Actually, I could very easily imagine how unreceptive “some people” might be to this idea. Like my dad, for instance. Which was why I’d never mentioned it to him.
“My grandfather,” I said, trying to steer him back to the subject.
“Oh,” he said. “Well, yes, as I was saying, we didn’t see much of John in those days. It wasn’t until my own tenure here as sexton that I got a chance to know him, and by that time your grandfather had unfortunately passed. As for the bocce, your grandfather never wanted your grandmother to know that he was a member of our little, er, society. As I mentioned, some people consider the study of death deities and the Underworld slightly…well, just morbid. And your grandmother is one of those people. I’m not saying she’s not a lovely woman,” he added hastily. “And an asset to the community. My partner knits, and buys all his yarn at her shop. She’s just a very conservative lady, and I think she might have found the fact that your grandfather was involved in something so…esoteric a bit harder to understand than his being on a bocce team.”
I shook my head. “That’s weird.”
The cemetery sexton eyed me over the rims of his glasses. “Why is it weird?”
I’d been about to say, Because she’s the one who introduced me to John.
But she hadn’t, I remembered. In her kitchen, she’d actually insisted I’d made the whole thing up.
It’s not safe for you here.
Underworlds? Death deities? Furies? John hadn’t been kidding: It wasn’t safe for anyone in this cemetery. No way Grandma would have let me out of this office if she’d had a clue.
“It’s weird,” I said instead, “that Grandma didn’t know. Because you said everyone knows. Everyone knows about John, and that Isla Huesos is just sitting over the top of this Underworld.”
“There’s knowing,” Mr. Smith said, “and then there’s believing. Your grandmother knows the stories about John. Everyone around here does. But whether or not she believes they’re actually true…that’s different. Your grandmother is well known for having her feet planted rather firmly on the ground.”
He was right. Grandma didn’t believe in anything she couldn’t see with her own two eyes, except for what it said in the Bible. That’s what she’d told Mom about the dispersant Dad’s company had used.
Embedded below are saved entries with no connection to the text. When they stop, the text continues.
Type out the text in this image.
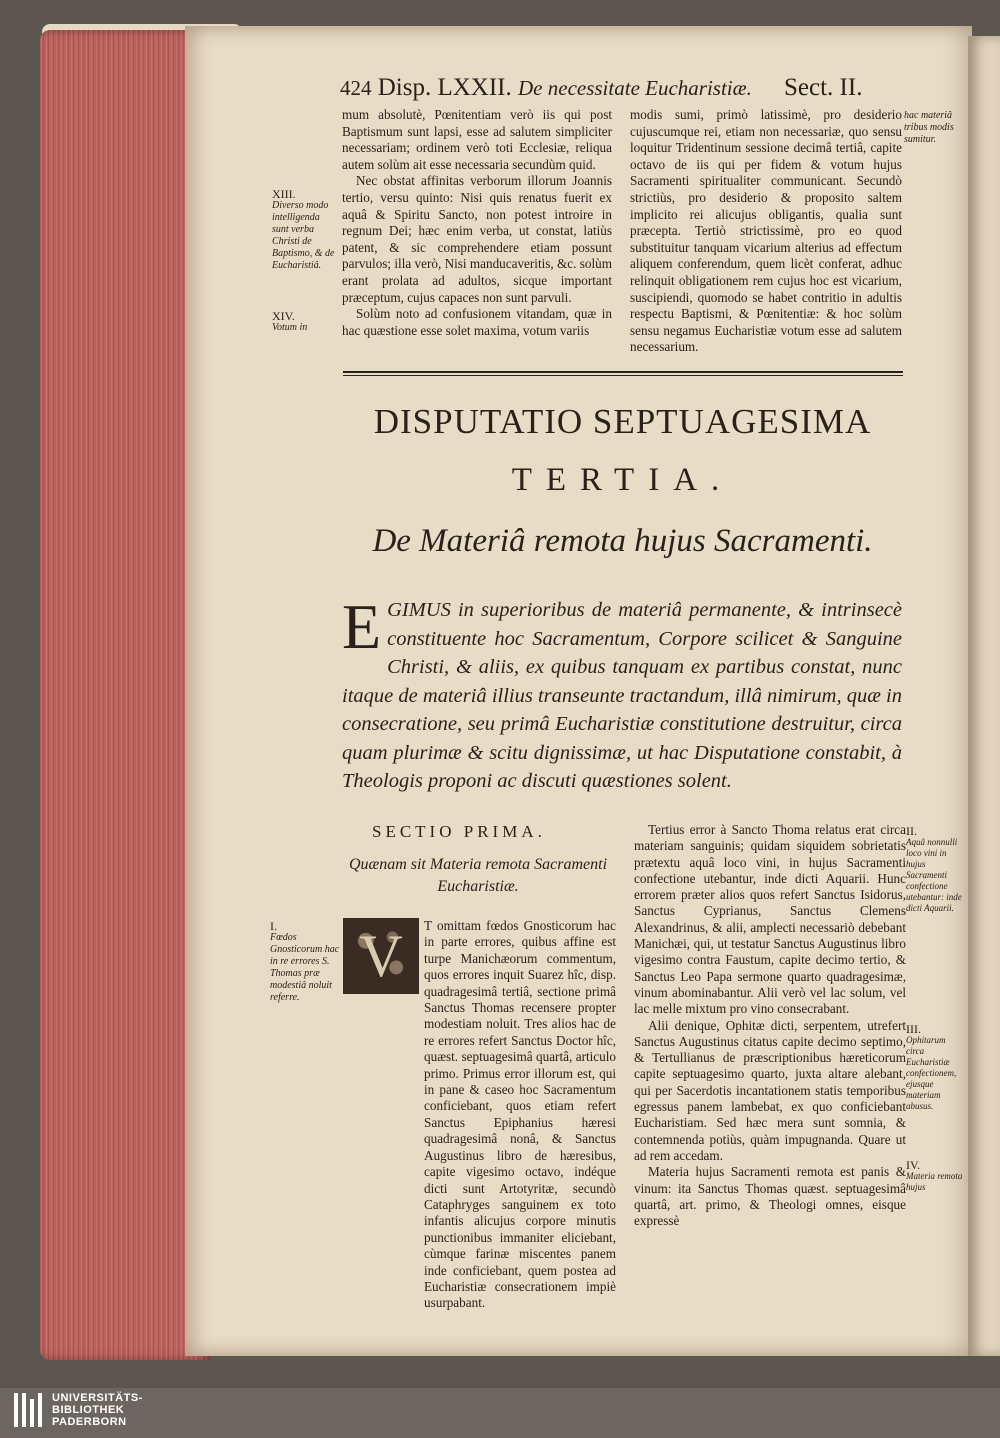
424 Disp. LXXII. De necessitate Eucharistiæ. Sect. II.

mum absolutè, Pœnitentiam verò iis qui post Baptismum sunt lapsi, esse ad salutem simpliciter necessariam; ordinem verò toti Ecclesiæ, reliqua autem solùm ait esse necessaria secundùm quid.

Nec obstat affinitas verborum illorum Joannis tertio, versu quinto: Nisi quis renatus fuerit ex aquâ & Spiritu Sancto, non potest introire in regnum Dei; hæc enim verba, ut constat, latiùs patent, & sic comprehendere etiam possunt parvulos; illa verò, Nisi manducaveritis, &c. solùm erant prolata ad adultos, sicque important præceptum, cujus capaces non sunt parvuli.

Solùm noto ad confusionem vitandam, quæ in hac quæstione esse solet maxima, votum variis

modis sumi, primò latissimè, pro desiderio cujuscumque rei, etiam non necessariæ, quo sensu loquitur Tridentinum sessione decimâ tertiâ, capite octavo de iis qui per fidem & votum hujus Sacramenti spiritualiter communicant. Secundò strictiùs, pro desiderio & proposito saltem implicito rei alicujus obligantis, qualia sunt præcepta. Tertiò strictissimè, pro eo quod substituitur tanquam vicarium alterius ad effectum aliquem conferendum, quem licèt conferat, adhuc relinquit obligationem rem cujus hoc est vicarium, suscipiendi, quomodo se habet contritio in adultis respectu Baptismi, & Pœnitentiæ: & hoc solùm sensu negamus Eucharistiæ votum esse ad salutem necessarium.

XIII.
Diverso modo intelligenda sunt verba Christi de Baptismo, & de Eucharistiâ.
XIV.
Votum in
hac materiâ tribus modis sumitur.
DISPUTATIO SEPTUAGESIMA
TERTIA.
De Materiâ remota hujus Sacramenti.
E GIMUS in superioribus de materiâ permanente, & intrinsecè constituente hoc Sacramentum, Corpore scilicet & Sanguine Christi, & aliis, ex quibus tanquam ex partibus constat, nunc itaque de materiâ illius transeunte tractandum, illâ nimirum, quæ in consecratione, seu primâ Eucharistiæ constitutione destruitur, circa quam plurimæ & scitu dignissimæ, ut hac Disputatione constabit, à Theologis proponi ac discuti quæstiones solent.
SECTIO PRIMA.
Quænam sit Materia remota Sacramenti Eucharistiæ.
V	T omittam fœdos Gnosticorum hac in parte errores, quibus affine est turpe Manichæorum commentum, quos errores inquit Suarez hîc, disp. quadragesimâ tertiâ, sectione primâ Sanctus Thomas recensere propter modestiam noluit. Tres alios hac de re errores refert Sanctus Doctor hîc, quæst. septuagesimâ quartâ, articulo primo. Primus error illorum est, qui in pane & caseo hoc Sacramentum conficiebant, quos etiam refert Sanctus Epiphanius hæresi quadragesimâ nonâ, & Sanctus Augustinus libro de hæresibus, capite vigesimo octavo, indéque dicti sunt Artotyritæ, secundò Cataphryges sanguinem ex toto infantis alicujus corpore minutis punctionibus immaniter eliciebant, cùmque farinæ miscentes panem inde conficiebant, quem postea ad Eucharistiæ consecrationem impiè usurpabant.

Tertius error à Sancto Thoma relatus erat circa materiam sanguinis; quidam siquidem sobrietatis prætextu aquâ loco vini, in hujus Sacramenti confectione utebantur, inde dicti Aquarii. Hunc errorem præter alios quos refert Sanctus Isidorus, Sanctus Cyprianus, Sanctus Clemens Alexandrinus, & alii, amplecti necessariò debebant Manichæi, qui, ut testatur Sanctus Augustinus libro vigesimo contra Faustum, capite decimo tertio, & Sanctus Leo Papa sermone quarto quadragesimæ, vinum abominabantur. Alii verò vel lac solum, vel lac melle mixtum pro vino consecrabant.

Alii denique, Ophitæ dicti, serpentem, utrefert Sanctus Augustinus citatus capite decimo septimo, & Tertullianus de præscriptionibus hæreticorum capite septuagesimo quarto, juxta altare alebant, qui per Sacerdotis incantationem statis temporibus egressus panem lambebat, ex quo conficiebant Eucharistiam. Sed hæc mera sunt somnia, & contemnenda potiùs, quàm impugnanda. Quare ut ad rem accedam.

Materia hujus Sacramenti remota est panis & vinum: ita Sanctus Thomas quæst. septuagesimâ quartâ, art. primo, & Theologi omnes, eisque expressè

I.
Fœdos Gnosticorum hac in re errores S. Thomas præ modestiâ noluit referre.
II.
Aquâ nonnulli loco vini in hujus Sacramenti confectione utebantur: inde dicti Aquarii.
III.
Ophitarum circa Eucharistiæ confectionem, ejusque materiam abusus.
IV.
Materia remota hujus
UNIVERSITÄTS-
BIBLIOTHEK
PADERBORN
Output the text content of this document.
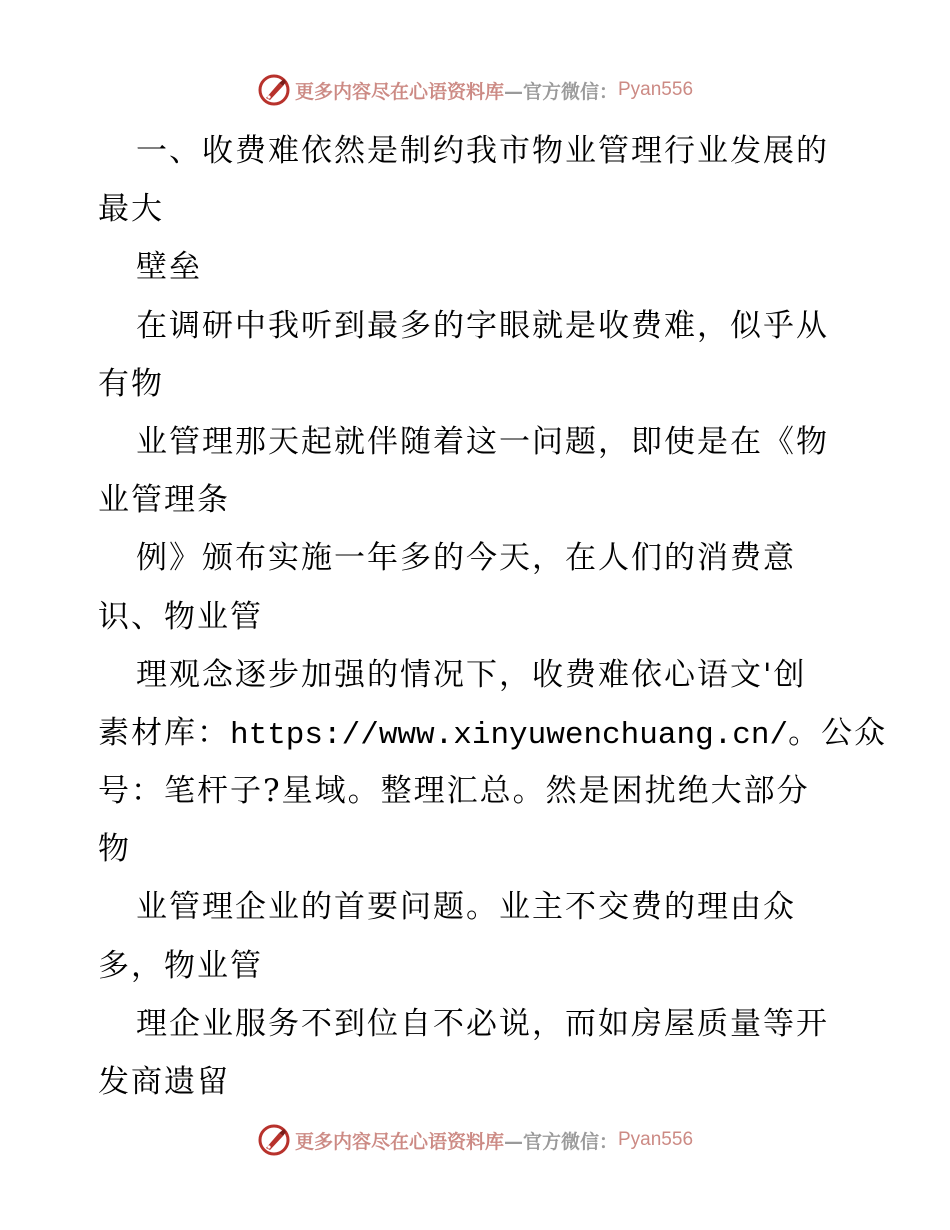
更多内容尽在心语资料库 —官方微信： Pyan556
一、收费难依然是制约我市物业管理行业发展的
最大
壁垒
在调研中我听到最多的字眼就是收费难，似乎从
有物
业管理那天起就伴随着这一问题，即使是在《物
业管理条
例》颁布实施一年多的今天，在人们的消费意
识、物业管
理观念逐步加强的情况下，收费难依心语文'创
素材库：https://www.xinyuwenchuang.cn/。公众
号：笔杆子?星域。整理汇总。然是困扰绝大部分
物
业管理企业的首要问题。业主不交费的理由众
多，物业管
理企业服务不到位自不必说，而如房屋质量等开
发商遗留
更多内容尽在心语资料库 —官方微信： Pyan556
“I haven’t seen any sign of it,” she’d said. “Or of any of that oil people were complaining about so much.”
“That’s the point, Mother,” Mom had said. “Just because you can’t see it doesn’t mean it isn’t there. No one knows what damage it could do to the ecosystem years from now.”
“Oh, for God’s sake, Deborah,” Grandma had said. “I put in my claim for lost tourist income, and that company paid up pronto, every last cent. So I’m sorry, but why should I care about a bunch of dumb birds?”